Friday, June 22, 2007

Dirty life and times

In my report on my summer reading below, I forgot to mention "I'll Sleep When I'm Dead: The Dirty Life and Times of Warren Zevon," an oral history of Zevon's life complied by his ex-wife Crystal Zevon. I can't say I was a dyed-in-the-wool fan of Zevon's, though his album Excitable Boy was one of my favorites during my first years out of college. An ex-boyfriend from that time got a particular delight from singing the line about Lon Chaney Jr. walking with the Queen (from "Werewolves of London") and the particularly nasty lyrics of "Excitable Boy" ("He dug up her grave and built a cage with her bones," for example). Zevon was a musical It Boy for a short time, between the runaway success of "Werewolves" and Linda Ronstadt's recording of a couple of his songs ("Poor Poor Pitiful Me" and "Hasten Down the Wind"). But he more or less dropped out of the media spotlight until he was diagnosed with terminal lung cancer in 2002, when, according to this book, he made a concerted effort to get back in the game, if only to get a last brief shot at fame, and he succeeded--an entire hour on Letterman, a top 10 album issued just a week before his death.

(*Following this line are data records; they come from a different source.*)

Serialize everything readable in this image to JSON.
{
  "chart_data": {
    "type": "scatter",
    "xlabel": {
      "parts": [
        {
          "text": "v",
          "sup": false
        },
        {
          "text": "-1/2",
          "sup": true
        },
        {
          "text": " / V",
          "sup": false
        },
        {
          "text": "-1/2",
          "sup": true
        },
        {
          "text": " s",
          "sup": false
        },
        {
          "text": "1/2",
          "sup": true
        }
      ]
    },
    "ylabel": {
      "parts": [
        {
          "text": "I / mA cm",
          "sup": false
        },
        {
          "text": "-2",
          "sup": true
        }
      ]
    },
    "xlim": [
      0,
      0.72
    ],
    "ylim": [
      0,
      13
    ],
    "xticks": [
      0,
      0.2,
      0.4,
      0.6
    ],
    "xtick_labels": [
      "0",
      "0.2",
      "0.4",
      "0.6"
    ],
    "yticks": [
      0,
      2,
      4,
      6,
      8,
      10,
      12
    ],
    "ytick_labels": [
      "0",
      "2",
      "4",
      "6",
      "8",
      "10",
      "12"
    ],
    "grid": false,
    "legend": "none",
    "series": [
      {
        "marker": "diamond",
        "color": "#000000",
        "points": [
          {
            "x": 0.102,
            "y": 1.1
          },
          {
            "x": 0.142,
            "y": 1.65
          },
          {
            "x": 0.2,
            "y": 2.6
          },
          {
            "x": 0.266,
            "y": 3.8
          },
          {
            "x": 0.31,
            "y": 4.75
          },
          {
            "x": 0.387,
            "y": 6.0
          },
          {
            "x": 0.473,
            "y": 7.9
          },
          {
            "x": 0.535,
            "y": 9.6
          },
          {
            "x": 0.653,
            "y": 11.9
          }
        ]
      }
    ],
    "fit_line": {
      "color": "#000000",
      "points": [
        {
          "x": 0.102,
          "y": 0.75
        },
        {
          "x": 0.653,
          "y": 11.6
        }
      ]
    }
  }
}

This book shows just what a jackass Zevon was: abusive to his women, dismissive of his children, often unkind to his close friends and musical associates. Some of his behavior was undoubtedly due to his drinking and drug problems, which cropped up just as he was hitting the big time and led to his inability to keep the steamroller of success going, but even when he got cleaned up in the 90's, he was still kind of a jackass. Almost every song on Excitable Boy still holds up, especially the tender "Accidentally Like a Martyr" and the hilarious "Lawyers, Guns and Money," but I didn't care for its follow-up, Bad Luck Streak in Dancing School (despite the cool title) and from what I've sampled from his later catalog, he never regained the heights of his early years. I may check out his last album, The Wind, from the library. What a depressing read, almost as depressing as the Carpenters bio, and "Papa John," the John Phillips autobiography which is the single most depressing bio I've ever read. If rock stars can't have some fun, what hope do us workaday peons have?